Kaouther Adimi : Les petits de Décembre

Les petits de Décembre     par    Kaouther Adimi.

Seuil (2019) 247 pages.

 

Le roman débute en février 2016 à Alger où de fortes pluies sévissent, et nous amène à Dely Brahim, commune de la banlieue Ouest d'Alger où l'auteure nous présente la cité du 11 décembre 1960 qui existe depuis 1987 et dont les lots ont été vendus à des militaires. Un plan de cette Cité est présenté au début de l'ouvrage. Au milieu du lotissement, un terrain d'un hectare et demi  est resté inoccupé.

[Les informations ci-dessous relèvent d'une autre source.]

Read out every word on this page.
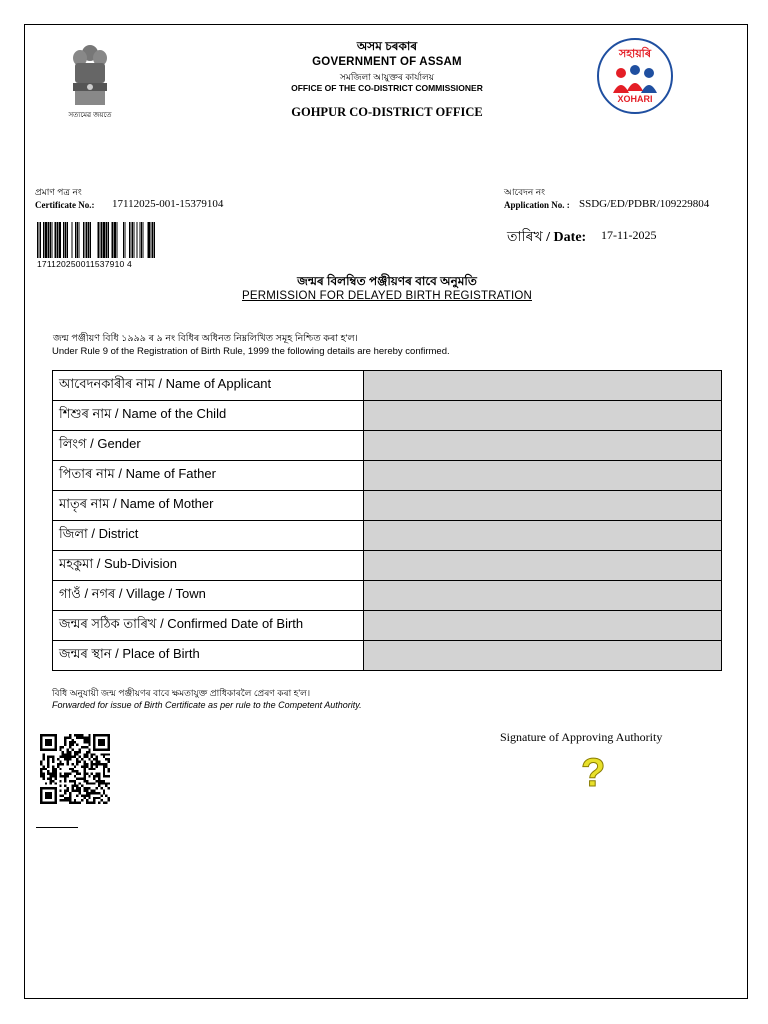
সত্যমেৱ জয়তে
অসম চৰকাৰ
GOVERNMENT OF ASSAM
সমজিলা আয়ুক্তৰ কাৰ্যালয়
OFFICE OF THE CO-DISTRICT COMMISSIONER
GOHPUR CO-DISTRICT OFFICE
সহায়ৰি
XOHARI
প্ৰমাণ পত্ৰ নং
Certificate No.: 17112025-001-15379104
আবেদন নং
Application No. : SSDG/ED/PDBR/109229804
তাৰিখ / Date: 17-11-2025
171120250011537910 4
জন্মৰ বিলম্বিত পঞ্জীয়ণৰ বাবে অনুমতি
PERMISSION FOR DELAYED BIRTH REGISTRATION
জন্ম পঞ্জীয়ণ বিধি ১৯৯৯ ৰ ৯ নং বিধিৰ অধিনত নিম্নলিখিত সমূহ নিশ্চিত কৰা হ'ল।
Under Rule 9 of the Registration of Birth Rule, 1999 the following details are hereby confirmed.
আবেদনকাৰীৰ নাম / Name of Applicant	
শিশুৰ নাম / Name of the Child	
লিংগ / Gender	
পিতাৰ নাম / Name of Father	
মাতৃৰ নাম / Name of Mother	
জিলা / District	
মহকুমা / Sub-Division	
গাওঁ / নগৰ / Village / Town	
জন্মৰ সঠিক তাৰিখ / Confirmed Date of Birth	
জন্মৰ স্থান / Place of Birth	
বিধি অনুযায়ী জন্ম পঞ্জীয়ণৰ বাবে ক্ষমতাযুক্ত প্ৰাধিকাৰলৈ প্ৰেৰণ কৰা হ'ল।
Forwarded for issue of Birth Certificate as per rule to the Competent Authority.
Signature of Approving Authority
?
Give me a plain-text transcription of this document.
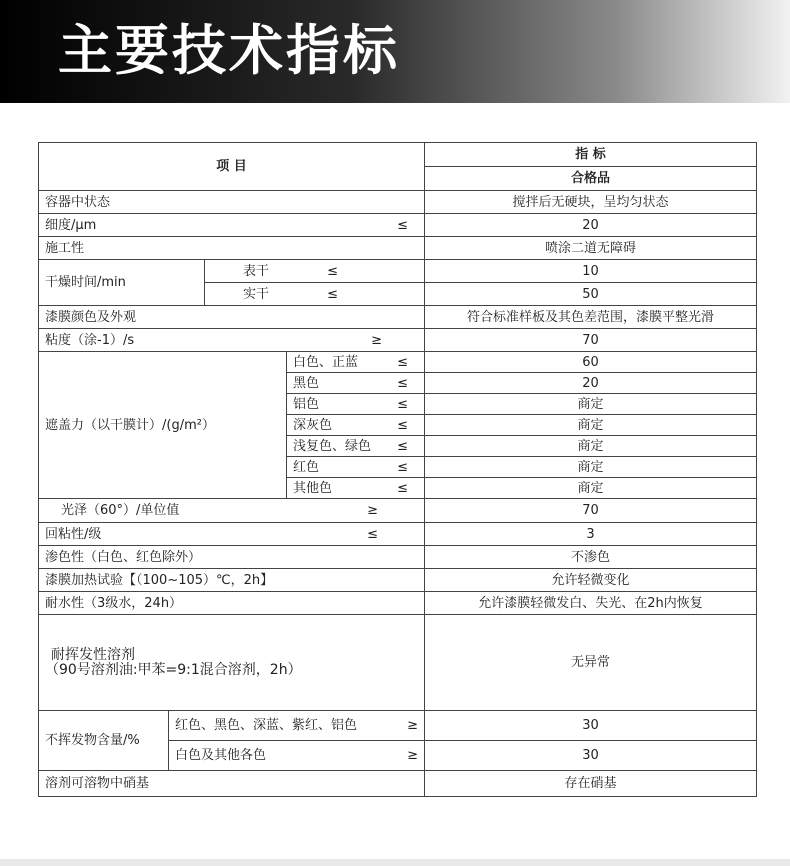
主要技术指标
项 目				指 标
				合格品
容器中状态				搅拌后无硬块，呈均匀状态

细度/μm ≤				20
施工性				喷涂二道无障碍
干燥时间/min		表干 ≤		10

		实干 ≤		50
漆膜颜色及外观				符合标准样板及其色差范围，漆膜平整光滑

粘度（涂-1）/s ≥				70
遮盖力（以干膜计）/(g/m²）			白色、正蓝 ≤	60

			黑色 ≤	20

			铝色 ≤	商定

			深灰色 ≤	商定

			浅复色、绿色 ≤	商定

			红色 ≤	商定

			其他色 ≤	商定

光泽（60°）/单位值 ≥				70

回粘性/级 ≤				3
渗色性（白色、红色除外）				不渗色
漆膜加热试验【（100~105）℃，2h】				允许轻微变化
耐水性（3级水，24h）				允许漆膜轻微发白、失光、在2h内恢复

耐挥发性溶剂
（90号溶剂油:甲苯=9:1混合溶剂，2h）				无异常
不挥发物含量/%	红色、黑色、深蓝、紫红、铝色 ≥			30

	白色及其他各色 ≥			30
溶剂可溶物中硝基				存在硝基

Il y a un peu moins de vingt ans, "un groupe d'enfants entreprit de le nettoyer, de bricoler des buts de fortune, de délimiter des zones et créer ainsi un terrain de football."

 

Depuis, sur ce terrain, resté terrain vague, des milliers de parties de foot ont été disputées par les enfants, les jeunes de la Cité et des environs. En ce 2 février 2016, comme souvent,  trois enfants, une fille Inès et deux garçons Jamyl et Mahdi bravent la pluie et font une partie dans la boue.

 

Voilà que le lendemain, à 10 h, se présentent sur le terrain, escortés par leur chauffeur descendu précipitamment de la voiture avec deux parapluies, les généraux Saïd et Athmane, tous deux dans les soixante-dix ans, des plans à la main. L'ancienne moudjahida Adila qui a combattu les Français, les armes à la main et a continué à militer pendant les années de terrorisme s'approche d'eux. Ils lui déclarent qu'ils viennent voir "leur terrain" sur lequel ils vont construire leur villa et que les travaux débuteront dans quelques mois, la parcelle leur appartenant.

 

C'est sans compter sur l'innocence, la détermination, la conviction et la certitude qu'ont les enfants de leur bon droit. Nos trois jeunes amis footballeurs dont le domaine va être confisqué vont s'organiser et se mettre à récupérer et à stocker de la nourriture et à en parler aux autres enfants. En cachette et à l'insu des adultes, ils vont organiser la résistance. Et le vendredi 25 mars 2016, commencera alors la révolte des petits de décembre.

 

Ce que leurs parents, trop timorés et résignés, n'ont pas eu le courage de faire, les jeunes, eux, vont oser ; ils vont se révolter, s'insurger et refuser d'obéir. Ils veulent faire renoncer les généraux, pour qu'ils abandonnent leur projet immobilier.

 

Cette rébellion, Kaouther Adimi (photo ci-contre prise aux Correspondances de Manosque 2019) nous la fait vivre comme un conte dans lequel les généraux se ridiculisent, les militaires sont des lâches et les enfants des héros et où les femmes et les filles sont bien mises en avant. Mais, en fait, elle nous fait vivre et comprendre la violence du régime algérien, sa corruption, ses dysfonctionnements, les difficultés du système à se réformer après cette décennie noire et le combat contre les islamistes. L'auteure nous fait revivre de façon originale et fort instructive tout un pan de l'histoire algérienne depuis l'Indépendance, dans le carnet intime d'Adila.

 

Les petits de décembre est un roman qui sous une forme de légèreté dans l'écriture raconte la société algérienne des années 80 à nos jours, et se révèle d'une immense force. Il nous plonge dans une Algérie toujours corrompue où les abus de pouvoir et les brimades sont toujours de mise. Il nous permet de comprendre les enjeux politiques des révoltes actuelles. Et, avec cette révolte des enfants contre l'injustice, inspirée de faits réels, naît l'espoir d'une génération qui saurait réussir à s'affranchir de la peur et construire un avenir meilleur.

 

J'avais beaucoup apprécié Nos richesses (Renaudot des lycéens 2017) et j'ai été conquise par Les petits de décembre que je recommande chaleureusement.